Kasus-kasus kejahatan terhadap satwa liar yang berulang kali terjadi di Indonesia membuktikan betapa lemahnya penegakan hukum dari Undang-Undang No. 5 Tahun 1990 tentang Konservasi Sumberdaya Alam Hayati dan Ekosistemnya (UU 5/90).
Rasanya masih segar dalam ingatan ketika publik dibuat geram oleh kasus penyelundupan kakatua jambul kuning yang terjadi pada bulan Mei tahun lalu.
Pada kasus itu, burung-burung kakatua dibius hingga lemas kemudian dimasukkan ke dalam botol air mineral bekas, lalu diselundupkan ke dalam Kapal Tidar yang berangkat dari Papua menuju Jakarta.
Pada bulan yang sama, Aparat pemerintah Hong Kong menemukan boks berisi ratusan paruh enggang dan sisik trenggiling, juga kura-kura dan kadal yang diduga kuat berasal dari Indonesia.
Belum lagi kasus penyelundupan bayi orangutan ke Kuwait—yang untungnya berhasil digagalkan pihak bandara Kuwait. Kasus terbaru, melibatkan Menteri Dalam Negeri, Tjahjo Kumolo yang diketahui memiliki koleksi satwa langka yang diawetkan di rumahnya.

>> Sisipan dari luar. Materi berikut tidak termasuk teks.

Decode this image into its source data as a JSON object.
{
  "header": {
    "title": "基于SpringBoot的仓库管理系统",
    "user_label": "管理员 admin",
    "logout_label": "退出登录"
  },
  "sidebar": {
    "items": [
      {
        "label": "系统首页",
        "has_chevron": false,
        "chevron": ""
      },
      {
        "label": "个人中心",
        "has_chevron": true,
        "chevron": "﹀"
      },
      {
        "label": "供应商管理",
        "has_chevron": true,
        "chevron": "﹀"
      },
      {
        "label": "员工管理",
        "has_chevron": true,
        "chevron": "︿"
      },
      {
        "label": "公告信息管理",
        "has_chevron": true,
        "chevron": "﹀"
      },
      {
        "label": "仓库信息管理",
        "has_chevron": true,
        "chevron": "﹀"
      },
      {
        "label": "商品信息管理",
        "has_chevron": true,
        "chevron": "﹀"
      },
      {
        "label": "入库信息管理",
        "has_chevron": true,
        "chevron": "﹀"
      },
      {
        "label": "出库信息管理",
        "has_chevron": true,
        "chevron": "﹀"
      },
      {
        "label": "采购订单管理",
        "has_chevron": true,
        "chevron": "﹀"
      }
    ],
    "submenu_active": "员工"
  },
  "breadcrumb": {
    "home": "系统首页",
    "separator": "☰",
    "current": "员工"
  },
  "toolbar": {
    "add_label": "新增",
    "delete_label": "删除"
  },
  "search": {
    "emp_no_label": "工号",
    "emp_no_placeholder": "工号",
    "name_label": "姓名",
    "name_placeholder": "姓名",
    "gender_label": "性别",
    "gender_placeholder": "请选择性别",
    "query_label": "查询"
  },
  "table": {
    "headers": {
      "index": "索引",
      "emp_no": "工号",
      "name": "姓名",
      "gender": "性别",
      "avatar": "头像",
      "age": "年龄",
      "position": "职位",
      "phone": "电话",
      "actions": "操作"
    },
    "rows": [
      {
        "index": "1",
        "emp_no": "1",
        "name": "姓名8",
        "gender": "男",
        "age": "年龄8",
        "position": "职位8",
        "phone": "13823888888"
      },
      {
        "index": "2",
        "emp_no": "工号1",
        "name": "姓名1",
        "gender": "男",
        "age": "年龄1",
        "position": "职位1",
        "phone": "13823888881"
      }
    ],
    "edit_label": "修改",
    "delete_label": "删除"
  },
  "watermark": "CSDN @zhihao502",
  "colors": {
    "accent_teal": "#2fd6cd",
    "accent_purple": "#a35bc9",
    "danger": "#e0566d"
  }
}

Wildlife Specialist WWF-Indonesia, Sunarto, mengungkapkan bahwa sebagian kalangan masyarakat Indonesia cenderung menganggap remeh UU konservasi.
Hal senada juga diungkapkan oleh Direktur Program Tropical Forest Conservation Action for Sumatera-Yayasan Keanekaragaman Hayati, Samedi. “Itu karena penegakan hukum untuk kejahatan satwa di Indonesia masih lemah,” ujarnya.
Dalam UU tersebut, dikatakan bahwa pelaku pelanggaran mendapatkan hukuman penjara maksimal lima tahun dan denda 100 juta rupiah. Artinya, hukuman yang diterima bisa saja jauh di bawah itu. Ancaman hukuman tersebut dinilai tidak membuat jera para pelaku dan tidak membuat gentar pihak-pihak lain yang berniat melakukan kejahatan tersebut di masa depan.
Narto mengatakan bahwa sudah saatnya UU No.5/90 direvisi. Ia menggarisbawahi beberapa poin seperti jenis spesies, wilayah konservasi dan hukuman.
“Dari segi hukuman sudah nggak relevan. Mungkin dulu waktu dibuat Tahun 1990, masih relevan, tapi dengan perubahan nilai rupiah sekarang, sudah nggak sesuai lagi,” tuturnya.
Sementara itu, Samedi mengatakan, “Sebagian UU 5/90 cukup efektif, tapi kita butuh yang lebih efektif dari itu. Perlu dilakukan perubahan terhadap sistem penegakan hukum.”
Ia menuturkan bahwa sebenarnya proses revisi UU 5/90 sudah dilakukan sejak tahun 2003, namun hingga kini, naskah revisi tersebut belum juga ditetapkan oleh Dewan Perwakilan Rakyat (DPR).
“Jika ada political will dari berbagai pihak terutama di DPR dan Pemerintah untuk segera menangani hal ini, revisi UU konservasi bisa goal di tahun 2016. Jika tidak, itu berarti kita harus menunggu di tahun-tahun berikutnya,” pungkas Samedi.